Folloing the independence of Uzbekistan the National Television and Radio Company of Uzbekistan (NTRC) was created. It operated three channels: UzTV-1, UzTV-2 (with programmes from the Toshkent studio) and UzTV-3 (which was divided between ORT relays and Omad). The first private TV station, STV, began broadcasting in Samarkand on 15 May 1991, months before independence. Around 1994–95, the station acquired the rights to air TV-6 Moscow. In 1998, UzTV-2 was reformatted as Yoshlar and the Toshkent studio moved to UzTV-4, later renamed to TTV and now known as Toshkent.

In 2004, several independent TV stations created NTT, the Network of Independent Television Companies. This was followed by TV Markaz, SofTS and Forum TV, all of which had links to Gulnara Karimova.

Uzbekistan became the first country in the Commonwealth of Independent States to launch a terrestrial HD channel, UzHD, in late 2011. On 21 October 2013, NTT, Forum TV, TV Markaz and SofTS all shut down their operations due to an apparent "witch hunt" against Gulnara Karimova and her Terra Group. On 15 August 2019, the DVB-T network was switched off; terrestrial television now employs the DVB-T2 standard.
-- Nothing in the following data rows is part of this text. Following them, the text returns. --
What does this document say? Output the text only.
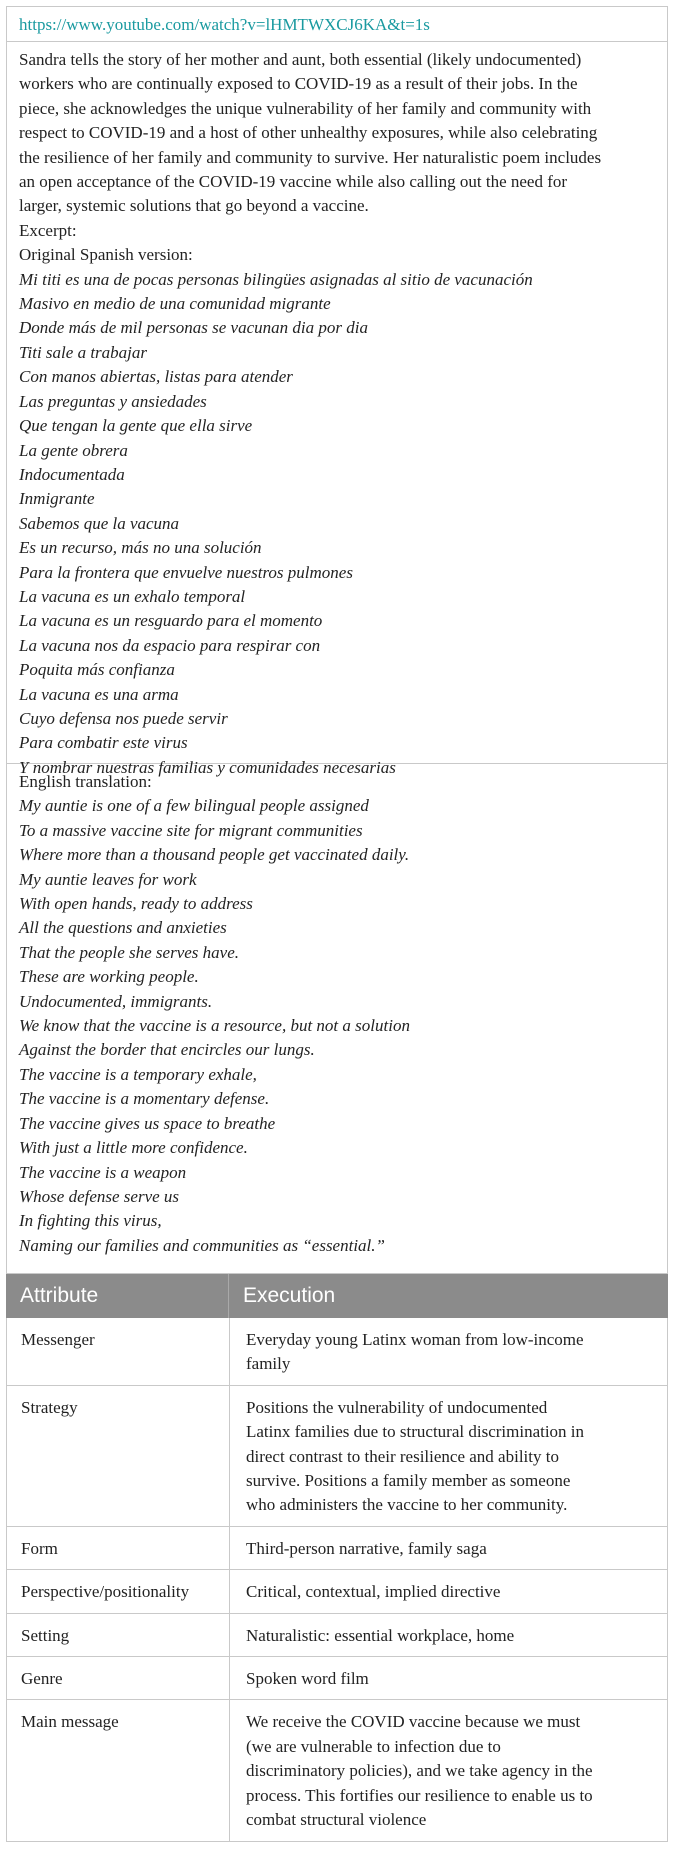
https://www.youtube.com/watch?v=lHMTWXCJ6KA&t=1s
Sandra tells the story of her mother and aunt, both essential (likely undocumented)
workers who are continually exposed to COVID-19 as a result of their jobs. In the
piece, she acknowledges the unique vulnerability of her family and community with
respect to COVID-19 and a host of other unhealthy exposures, while also celebrating
the resilience of her family and community to survive. Her naturalistic poem includes
an open acceptance of the COVID-19 vaccine while also calling out the need for
larger, systemic solutions that go beyond a vaccine.
Excerpt:
Original Spanish version:
Mi titi es una de pocas personas bilingües asignadas al sitio de vacunación
Masivo en medio de una comunidad migrante
Donde más de mil personas se vacunan dia por dia
Titi sale a trabajar
Con manos abiertas, listas para atender
Las preguntas y ansiedades
Que tengan la gente que ella sirve
La gente obrera
Indocumentada
Inmigrante
Sabemos que la vacuna
Es un recurso, más no una solución
Para la frontera que envuelve nuestros pulmones
La vacuna es un exhalo temporal
La vacuna es un resguardo para el momento
La vacuna nos da espacio para respirar con
Poquita más confianza
La vacuna es una arma
Cuyo defensa nos puede servir
Para combatir este virus
Y nombrar nuestras familias y comunidades necesarias
English translation:
My auntie is one of a few bilingual people assigned
To a massive vaccine site for migrant communities
Where more than a thousand people get vaccinated daily.
My auntie leaves for work
With open hands, ready to address
All the questions and anxieties
That the people she serves have.
These are working people.
Undocumented, immigrants.
We know that the vaccine is a resource, but not a solution
Against the border that encircles our lungs.
The vaccine is a temporary exhale,
The vaccine is a momentary defense.
The vaccine gives us space to breathe
With just a little more confidence.
The vaccine is a weapon
Whose defense serve us
In fighting this virus,
Naming our families and communities as “essential.”
Attribute	Execution
Messenger	Everyday young Latinx woman from low-income
family
Strategy	Positions the vulnerability of undocumented
Latinx families due to structural discrimination in
direct contrast to their resilience and ability to
survive. Positions a family member as someone
who administers the vaccine to her community.
Form	Third-person narrative, family saga
Perspective/positionality	Critical, contextual, implied directive
Setting	Naturalistic: essential workplace, home
Genre	Spoken word film
Main message	We receive the COVID vaccine because we must
(we are vulnerable to infection due to
discriminatory policies), and we take agency in the
process. This fortifies our resilience to enable us to
combat structural violence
== Subscription television ==
The first subscription television service was Kamalak TV, an Uzbek-American joint venture established in 1992 that used [Multichannel multipoint distribution service] (MMDS) technology. It shut down on 1 September 2010 and subscribers were told to move to Stars TV or the government-supported Uzdigital TV, a digital terrestrial operator with subscription services, which had started months earlier.

In September 2012, Uzdigital TV reached one million subscribers.

In November 2022, foreign news channels were added to the platform in an attempt to reduce the influence of state and Russian propaganda sources.